We tested to see what the attenuation was on the coupling port on the circulator and it turns out to be -62.6dBm.  If the input power is 1000W or 60dBm, then the remaining power at the coupling port is roughly 0.6mW (-2.6dBm where -3 dBm = 0.5 mW)   We then hooked up the magnetron like this:

And attached the coupling port to another 70dB attenuator for safety and then hooked the output into a power meter which read between -58dBm and -52dBm depending on how long we left the microwave on.
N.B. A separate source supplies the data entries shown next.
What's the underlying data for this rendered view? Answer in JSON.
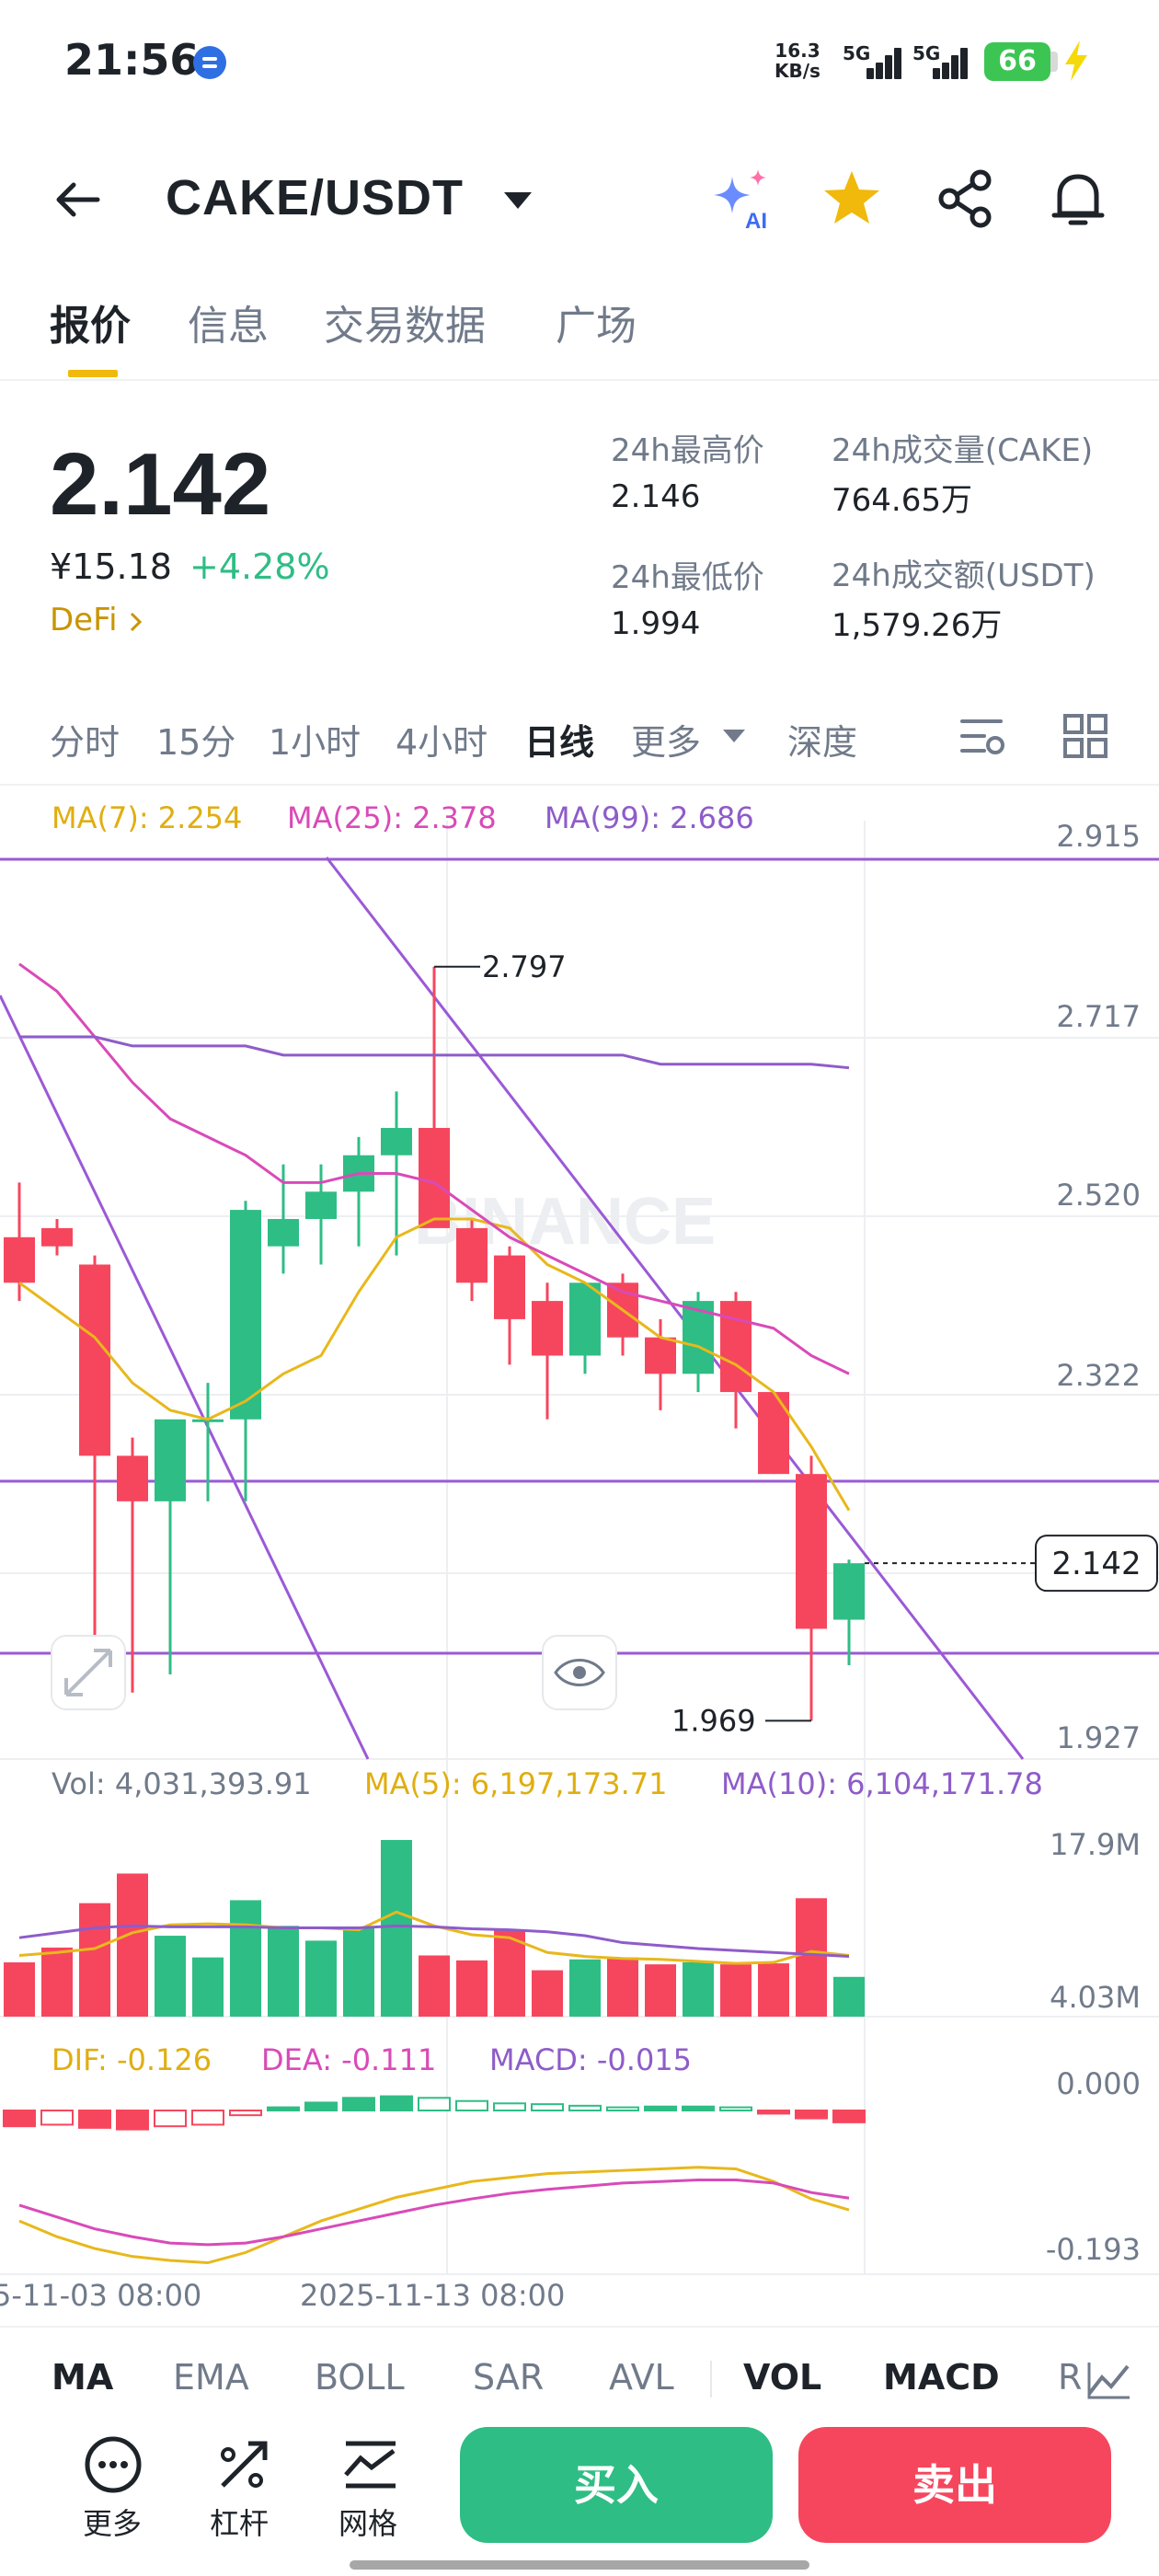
{
  "status_bar": {
    "time": "21:56",
    "net_speed_value": "16.3",
    "net_speed_unit": "KB/s",
    "sim1": "5G",
    "sim2": "5G",
    "battery": "66"
  },
  "header": {
    "pair": "CAKE/USDT",
    "icons": [
      "back-arrow-icon",
      "caret-down-icon",
      "ai-sparkle-icon",
      "star-icon",
      "share-icon",
      "bell-icon"
    ]
  },
  "tabs": [
    {
      "label": "报价",
      "active": true
    },
    {
      "label": "信息",
      "active": false
    },
    {
      "label": "交易数据",
      "active": false
    },
    {
      "label": "广场",
      "active": false
    }
  ],
  "price": {
    "last": "2.142",
    "cny": "¥15.18",
    "change": "+4.28%",
    "sector": "DeFi",
    "stats": [
      {
        "label": "24h最高价",
        "value": "2.146"
      },
      {
        "label": "24h成交量(CAKE)",
        "value": "764.65万"
      },
      {
        "label": "24h最低价",
        "value": "1.994"
      },
      {
        "label": "24h成交额(USDT)",
        "value": "1,579.26万"
      }
    ]
  },
  "intervals": [
    {
      "label": "分时",
      "active": false
    },
    {
      "label": "15分",
      "active": false
    },
    {
      "label": "1小时",
      "active": false
    },
    {
      "label": "4小时",
      "active": false
    },
    {
      "label": "日线",
      "active": true
    },
    {
      "label": "更多",
      "active": false
    },
    {
      "label": "深度",
      "active": false
    }
  ],
  "ma_legend": {
    "ma7": "MA(7): 2.254",
    "ma25": "MA(25): 2.378",
    "ma99": "MA(99): 2.686"
  },
  "vol_legend": {
    "vol": "Vol: 4,031,393.91",
    "ma5": "MA(5): 6,197,173.71",
    "ma10": "MA(10): 6,104,171.78"
  },
  "macd_legend": {
    "dif": "DIF: -0.126",
    "dea": "DEA: -0.111",
    "macd": "MACD: -0.015"
  },
  "watermark": "BINANCE",
  "chart_data": [
    {
      "type": "candlestick",
      "yaxis_labels": [
        "2.915",
        "2.717",
        "2.520",
        "2.322",
        "1.927"
      ],
      "ylim": [
        1.927,
        2.915
      ],
      "high_marker": "2.797",
      "low_marker": "1.969",
      "last_price_tag": "2.142",
      "candles": [
        {
          "o": 2.5,
          "h": 2.56,
          "l": 2.43,
          "c": 2.45
        },
        {
          "o": 2.51,
          "h": 2.52,
          "l": 2.48,
          "c": 2.49
        },
        {
          "o": 2.47,
          "h": 2.48,
          "l": 2.03,
          "c": 2.26
        },
        {
          "o": 2.26,
          "h": 2.28,
          "l": 2.0,
          "c": 2.21
        },
        {
          "o": 2.21,
          "h": 2.28,
          "l": 2.02,
          "c": 2.3
        },
        {
          "o": 2.3,
          "h": 2.34,
          "l": 2.21,
          "c": 2.3
        },
        {
          "o": 2.3,
          "h": 2.54,
          "l": 2.21,
          "c": 2.53
        },
        {
          "o": 2.49,
          "h": 2.58,
          "l": 2.46,
          "c": 2.52
        },
        {
          "o": 2.52,
          "h": 2.58,
          "l": 2.47,
          "c": 2.55
        },
        {
          "o": 2.55,
          "h": 2.61,
          "l": 2.49,
          "c": 2.59
        },
        {
          "o": 2.59,
          "h": 2.66,
          "l": 2.48,
          "c": 2.62
        },
        {
          "o": 2.62,
          "h": 2.797,
          "l": 2.53,
          "c": 2.51
        },
        {
          "o": 2.51,
          "h": 2.52,
          "l": 2.43,
          "c": 2.45
        },
        {
          "o": 2.48,
          "h": 2.49,
          "l": 2.36,
          "c": 2.41
        },
        {
          "o": 2.43,
          "h": 2.45,
          "l": 2.3,
          "c": 2.37
        },
        {
          "o": 2.37,
          "h": 2.45,
          "l": 2.35,
          "c": 2.45
        },
        {
          "o": 2.45,
          "h": 2.46,
          "l": 2.37,
          "c": 2.39
        },
        {
          "o": 2.39,
          "h": 2.41,
          "l": 2.31,
          "c": 2.35
        },
        {
          "o": 2.35,
          "h": 2.44,
          "l": 2.33,
          "c": 2.43
        },
        {
          "o": 2.43,
          "h": 2.44,
          "l": 2.29,
          "c": 2.33
        },
        {
          "o": 2.33,
          "h": 2.33,
          "l": 2.24,
          "c": 2.24
        },
        {
          "o": 2.24,
          "h": 2.26,
          "l": 1.969,
          "c": 2.07
        },
        {
          "o": 2.08,
          "h": 2.146,
          "l": 2.03,
          "c": 2.142
        }
      ],
      "ma7": [
        2.45,
        2.42,
        2.39,
        2.34,
        2.31,
        2.3,
        2.32,
        2.35,
        2.37,
        2.44,
        2.5,
        2.52,
        2.52,
        2.51,
        2.47,
        2.45,
        2.42,
        2.39,
        2.38,
        2.36,
        2.33,
        2.27,
        2.2
      ],
      "ma25": [
        2.8,
        2.77,
        2.72,
        2.67,
        2.63,
        2.61,
        2.59,
        2.56,
        2.56,
        2.57,
        2.57,
        2.56,
        2.53,
        2.5,
        2.48,
        2.46,
        2.44,
        2.43,
        2.42,
        2.41,
        2.4,
        2.37,
        2.35
      ],
      "ma99": [
        2.72,
        2.72,
        2.72,
        2.71,
        2.71,
        2.71,
        2.71,
        2.7,
        2.7,
        2.7,
        2.7,
        2.7,
        2.7,
        2.7,
        2.7,
        2.7,
        2.7,
        2.69,
        2.69,
        2.69,
        2.69,
        2.69,
        2.686
      ]
    },
    {
      "type": "bar",
      "yaxis_labels": [
        "17.9M",
        "4.03M"
      ],
      "ylim": [
        0,
        17.9
      ],
      "values_m": [
        5.5,
        7.0,
        11.5,
        14.5,
        8.2,
        6.0,
        11.8,
        9.2,
        7.7,
        9.0,
        17.9,
        6.2,
        5.7,
        8.8,
        4.7,
        5.8,
        6.0,
        5.3,
        5.5,
        5.3,
        5.4,
        12.0,
        4.03
      ],
      "ma5_m": [
        6.2,
        6.5,
        6.9,
        8.5,
        9.3,
        9.4,
        9.3,
        9.0,
        9.0,
        8.8,
        10.6,
        9.2,
        8.3,
        8.0,
        6.5,
        6.1,
        5.9,
        5.8,
        5.6,
        5.4,
        5.5,
        6.6,
        6.197
      ],
      "ma10_m": [
        8.0,
        8.5,
        9.0,
        9.2,
        9.1,
        9.1,
        9.1,
        9.0,
        9.0,
        9.0,
        9.2,
        9.1,
        8.9,
        8.8,
        8.6,
        8.2,
        7.5,
        7.2,
        6.9,
        6.7,
        6.5,
        6.3,
        6.104
      ]
    },
    {
      "type": "bar",
      "yaxis_labels": [
        "0.000",
        "-0.193"
      ],
      "ylim": [
        -0.193,
        0.02
      ],
      "macd": [
        -0.02,
        -0.018,
        -0.022,
        -0.024,
        -0.02,
        -0.018,
        -0.006,
        0.004,
        0.01,
        0.016,
        0.018,
        0.016,
        0.012,
        0.009,
        0.008,
        0.006,
        0.004,
        0.005,
        0.005,
        0.004,
        -0.004,
        -0.01,
        -0.015
      ],
      "dif": [
        -0.14,
        -0.16,
        -0.175,
        -0.185,
        -0.19,
        -0.193,
        -0.18,
        -0.16,
        -0.14,
        -0.125,
        -0.11,
        -0.1,
        -0.09,
        -0.085,
        -0.08,
        -0.078,
        -0.076,
        -0.074,
        -0.072,
        -0.074,
        -0.09,
        -0.112,
        -0.126
      ],
      "dea": [
        -0.12,
        -0.135,
        -0.15,
        -0.16,
        -0.168,
        -0.17,
        -0.168,
        -0.16,
        -0.15,
        -0.14,
        -0.13,
        -0.12,
        -0.112,
        -0.105,
        -0.1,
        -0.096,
        -0.092,
        -0.09,
        -0.088,
        -0.088,
        -0.092,
        -0.104,
        -0.111
      ]
    }
  ],
  "x_axis_dates": [
    "5-11-03 08:00",
    "2025-11-13 08:00"
  ],
  "indicator_tabs": [
    {
      "label": "MA",
      "on": true
    },
    {
      "label": "EMA",
      "on": false
    },
    {
      "label": "BOLL",
      "on": false
    },
    {
      "label": "SAR",
      "on": false
    },
    {
      "label": "AVL",
      "on": false
    },
    {
      "label": "VOL",
      "on": true
    },
    {
      "label": "MACD",
      "on": true
    },
    {
      "label": "R",
      "on": false
    }
  ],
  "tools": [
    {
      "label": "更多",
      "icon": "more-icon"
    },
    {
      "label": "杠杆",
      "icon": "leverage-icon"
    },
    {
      "label": "网格",
      "icon": "grid-trading-icon"
    }
  ],
  "actions": {
    "buy": "买入",
    "sell": "卖出"
  },
  "colors": {
    "up": "#2ebd85",
    "down": "#f6465d",
    "accent": "#f0b90b",
    "ma7": "#e8b81c",
    "ma25": "#d94ab8",
    "ma99": "#8e5cc9",
    "trendline": "#9b59d6"
  }
}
We then hook the output up to the spectrum analyzer and got this (The picture should be an animated GIF):

The GIF contains about fifteen pictures taken over a thirty second test and here is a quick analysis:

  • The signal is intermittent – this is likely because the power supply is a voltage doubler which only has a %50 duty cycle, which are cheap to make but not useful for our tests.
  • The primary signal starts at roughly 2.466Ghz and moves downward – The cause is pretty simple, the magnetron is heating up, going from 33c to about 90c, most likely because of the short and reflected power. (Err forgot my thermal imaging camera at home, oops).  The center frequency is moving with temperature.

What we would have like to have seen was this:

A clean sharp spike at 2.45Ghz (The above was created by a frequency generator, and would be perfect for our needs, but look at the power!  mW!  Scotty, we must have more power!)
The magnetron still may be useful, but we will need a water cooled one to keep the frequency stable and a continuous wave power supply.  I will start searching eBay and other sources next week.  Meanwhile I will confirm the quote with and see if I can get the process started.

I also have upcoming programming work with TOF in October which will probably consume considerable time, but generate funds to finance this endeavor.